Some like to cast the president's ambitious wife as a primary culprit. They see Hillary Rodham Clinton as the "enabler" who ill served the country by standing by her man, not out of love or loyalty, but out of her own desire to wield power. This explanation strikes at least one professional Clinton-watcher (me) as too pat, and probably unfair. Those who know the First Lady well insist that, whatever her ambitions, she loves the big lug a great deal. Like many other wives, she believed her husband's denials when others did not. Moreover, Clinton's presidency is not threatened by extramarital activity, but by perjury, which Hillary Clinton has no authority to pardon. So the First Lady should not bear the blame. If we are to point to enablers, or co-conspirators, we might as well name the Arkansas political establishment, Clinton's ineffective presidential opponents, the Democratic party, and the media, all of whom let Clinton shade the truth for years without an adequate accounting.
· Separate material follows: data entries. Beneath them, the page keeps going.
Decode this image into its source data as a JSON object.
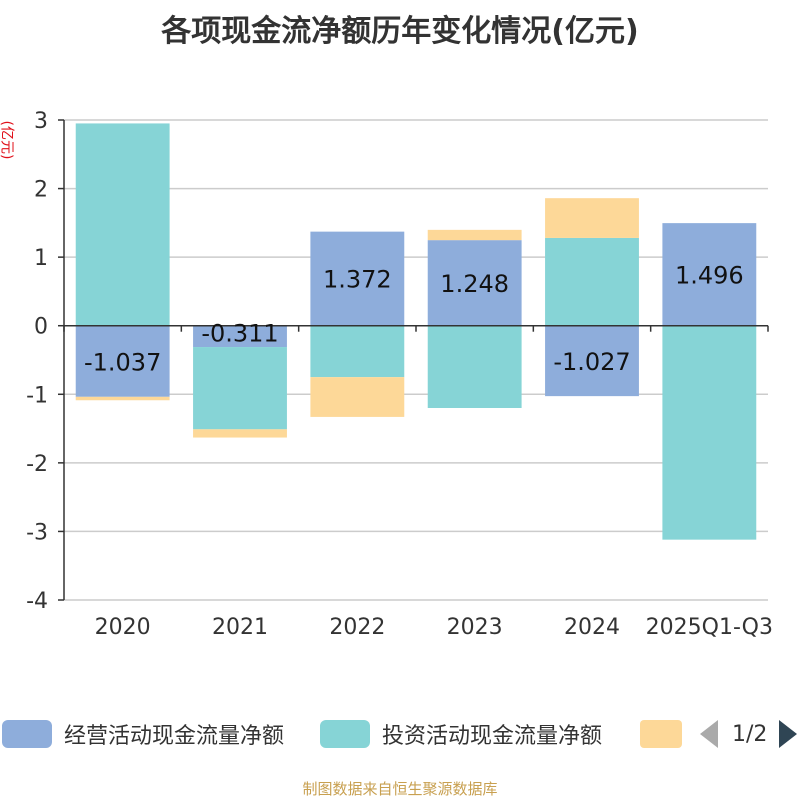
{
  "title": "各项现金流净额历年变化情况(亿元)",
  "colors": {
    "operating": "#8eaddb",
    "investing": "#86d4d6",
    "financing": "#fdd898",
    "axis": "#333333",
    "grid": "#cccccc"
  },
  "chart_data": {
    "type": "bar",
    "stacked": true,
    "title": "各项现金流净额历年变化情况(亿元)",
    "ylabel": "(亿元)",
    "ylim": [
      -4,
      3
    ],
    "yticks": [
      3,
      2,
      1,
      0,
      -1,
      -2,
      -3,
      -4
    ],
    "categories": [
      "2020",
      "2021",
      "2022",
      "2023",
      "2024",
      "2025Q1-Q3"
    ],
    "series": [
      {
        "name": "经营活动现金流量净额",
        "values": [
          -1.037,
          -0.311,
          1.372,
          1.248,
          -1.027,
          1.496
        ],
        "labels": [
          "-1.037",
          "-0.311",
          "1.372",
          "1.248",
          "-1.027",
          "1.496"
        ]
      },
      {
        "name": "投资活动现金流量净额",
        "values": [
          2.95,
          -1.2,
          -0.75,
          -1.2,
          1.28,
          -3.12
        ]
      },
      {
        "name": "",
        "values": [
          -0.05,
          -0.12,
          -0.58,
          0.15,
          0.58,
          0.0
        ]
      }
    ],
    "legend_position": "bottom"
  },
  "legend": {
    "items": [
      "经营活动现金流量净额",
      "投资活动现金流量净额",
      ""
    ],
    "page": "1/2"
  },
  "footer": "制图数据来自恒生聚源数据库"
}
Today, the entire political culture-including the president-is paying the price. Clinton realizes his denials and assurances aren't worth much anymore, no matter how thinly sourced the allegation leveled against him: whether it's that he fathered an out-of-wedlock child in Arkansas or that he bombed Iraq in an attempt to forestall or thwart impeachment. When questioned by reporters on the lingering "Wag the Dog" doubts about his airstrikes, Clinton didn't rely on his own word or that of his secretary of state-both of them were compromised by flat denials in the Lewinsky affair. Instead, the president fell back on the assurances made by his defense secretary, a Republican, and by a general on the Joint Chiefs of Staff.
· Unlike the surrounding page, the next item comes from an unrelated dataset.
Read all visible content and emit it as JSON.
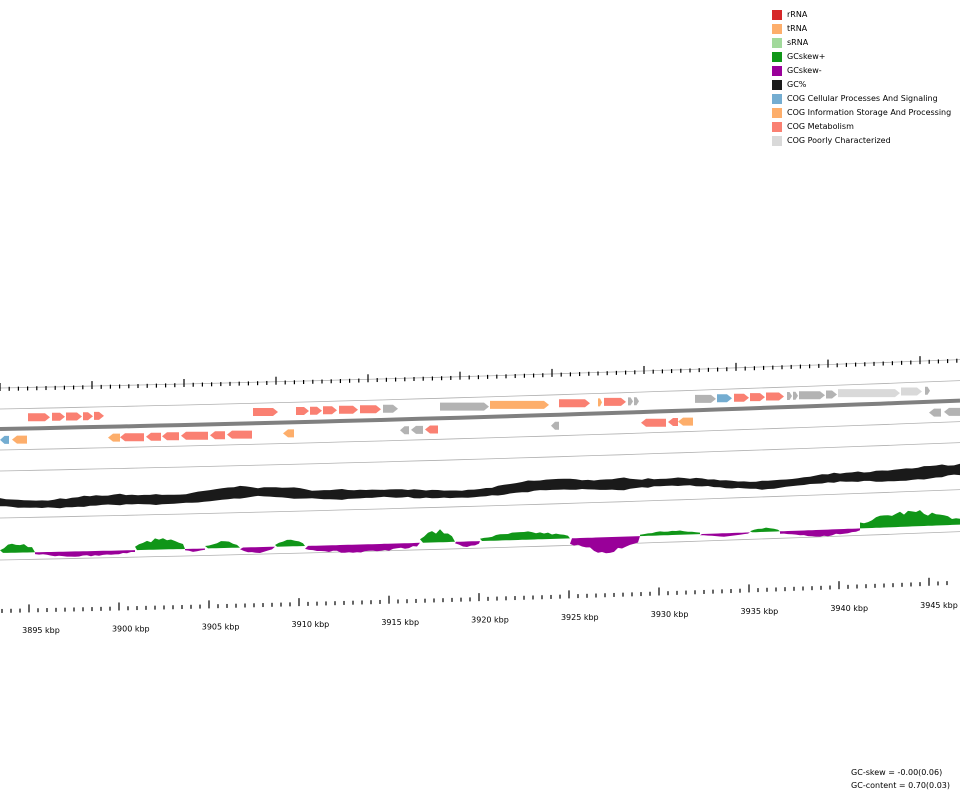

Despite these credibility problems, Clinton surely doesn't think of himself as a liar. His fury, when he is accused of lying, is too spontaneous to be faked, and the effort he puts into giving convoluted, nearly technically perfect answers is the trait of a clever lawyer, not a man who takes secret pleasure in devilish fibs. In his January 17 deposition, for example, this man renowned for his memory of people and places answered "I don't remember" 71 times, "I don't know" 62 times, and "I don't believe so" or "I don't think so," etc., another 134 times.